Again, according to the CDC, the risk of coronavirus infection to the general public of the United States is considered “low at this time” as the general American public is unlikely exposed to this virus. This risk of infection changes of course if let’s say you are an American healthcare worker caring for patients with COVID-19 or if you have recently traveled to China. According to Dr. Anthony Fauci, director of the National Institutes of Allergy and Infectious Diseases, care like washing your hands frequently as you can and staying away from crowded places where people are coughing and sneezing are more effective than wearing face masks. According to Dr. Fauci the only people who need masks are those who are already infected to keep them from exposing others.

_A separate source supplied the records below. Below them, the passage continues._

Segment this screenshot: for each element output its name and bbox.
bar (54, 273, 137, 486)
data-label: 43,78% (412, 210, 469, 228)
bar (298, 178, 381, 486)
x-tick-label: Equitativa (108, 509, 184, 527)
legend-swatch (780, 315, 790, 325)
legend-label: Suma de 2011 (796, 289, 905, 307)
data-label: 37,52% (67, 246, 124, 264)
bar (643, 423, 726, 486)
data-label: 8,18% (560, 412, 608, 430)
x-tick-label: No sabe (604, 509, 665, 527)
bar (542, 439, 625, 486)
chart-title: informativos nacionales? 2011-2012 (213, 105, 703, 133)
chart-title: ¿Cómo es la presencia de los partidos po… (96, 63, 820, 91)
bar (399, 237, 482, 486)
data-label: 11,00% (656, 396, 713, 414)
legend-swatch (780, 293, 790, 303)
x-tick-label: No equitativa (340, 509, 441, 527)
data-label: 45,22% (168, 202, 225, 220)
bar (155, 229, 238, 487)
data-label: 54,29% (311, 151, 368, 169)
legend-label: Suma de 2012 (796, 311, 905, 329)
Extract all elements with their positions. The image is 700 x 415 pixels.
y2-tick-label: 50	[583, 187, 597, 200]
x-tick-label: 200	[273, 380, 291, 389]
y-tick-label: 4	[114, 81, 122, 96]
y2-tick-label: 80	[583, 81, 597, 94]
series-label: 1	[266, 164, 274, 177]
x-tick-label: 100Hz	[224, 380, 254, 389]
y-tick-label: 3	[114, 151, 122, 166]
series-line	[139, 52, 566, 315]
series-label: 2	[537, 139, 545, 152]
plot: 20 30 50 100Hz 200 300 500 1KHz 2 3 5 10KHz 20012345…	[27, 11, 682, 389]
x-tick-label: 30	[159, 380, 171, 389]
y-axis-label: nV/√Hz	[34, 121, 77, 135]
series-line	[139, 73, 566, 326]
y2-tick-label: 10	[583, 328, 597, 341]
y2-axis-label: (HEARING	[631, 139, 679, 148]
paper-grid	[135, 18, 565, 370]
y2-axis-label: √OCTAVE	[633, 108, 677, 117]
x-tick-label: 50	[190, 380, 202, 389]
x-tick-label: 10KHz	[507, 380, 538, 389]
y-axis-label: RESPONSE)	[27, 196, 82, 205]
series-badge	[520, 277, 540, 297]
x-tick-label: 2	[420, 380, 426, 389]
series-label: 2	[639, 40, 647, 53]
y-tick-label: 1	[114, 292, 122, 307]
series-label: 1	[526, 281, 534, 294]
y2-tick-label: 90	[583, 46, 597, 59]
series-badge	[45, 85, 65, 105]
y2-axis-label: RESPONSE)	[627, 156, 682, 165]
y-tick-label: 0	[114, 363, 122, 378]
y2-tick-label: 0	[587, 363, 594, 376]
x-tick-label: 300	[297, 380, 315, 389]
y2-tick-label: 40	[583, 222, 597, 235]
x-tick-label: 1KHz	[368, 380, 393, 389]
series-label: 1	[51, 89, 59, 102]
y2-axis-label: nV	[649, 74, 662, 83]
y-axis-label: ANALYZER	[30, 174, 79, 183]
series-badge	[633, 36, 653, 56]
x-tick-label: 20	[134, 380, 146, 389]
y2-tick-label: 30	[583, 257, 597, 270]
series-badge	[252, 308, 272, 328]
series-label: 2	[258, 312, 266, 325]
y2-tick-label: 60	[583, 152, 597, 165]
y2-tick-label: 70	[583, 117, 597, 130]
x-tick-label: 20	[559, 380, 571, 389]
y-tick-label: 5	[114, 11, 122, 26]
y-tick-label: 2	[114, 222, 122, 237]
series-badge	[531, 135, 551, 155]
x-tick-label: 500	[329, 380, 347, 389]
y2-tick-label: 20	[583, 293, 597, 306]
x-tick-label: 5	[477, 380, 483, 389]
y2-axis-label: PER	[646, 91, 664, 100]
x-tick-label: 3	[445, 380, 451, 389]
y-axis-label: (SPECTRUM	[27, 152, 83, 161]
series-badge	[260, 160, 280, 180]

A great data visualization/data dashboard on the coronavirus is one that was put out by Baltimore’s very own John Hopkins University. Unlike some media outlets and social media, this data visualization tells a technically accurate data story of what’s going on with the coronavirus outbreak worldwide. It takes a balanced and factual approach at looking at not only looking at the number of deaths (i.e. 1,875 as of 02/18/20), but the remarkable number of people who have recovered (i.e. 13,147 as of 02/18/20) from this viral infection. The map on the dashboard accurately locates and quantifies the number of confirmed coronavirus cases with China having the most at 72,439 as of February 18th, 2020. Finally, like all good data stories, the John Hopkins data visualization/story cites credible data sources like WHO, CDC, ECDC, NHC, and DXY in an attempt to be transparent and trustworthy. All in all, this data visualization/story of the coronavirus makes a good attempt at a truthful depiction of the outbreak that is devoid of exaggeration and of most negative personal biases.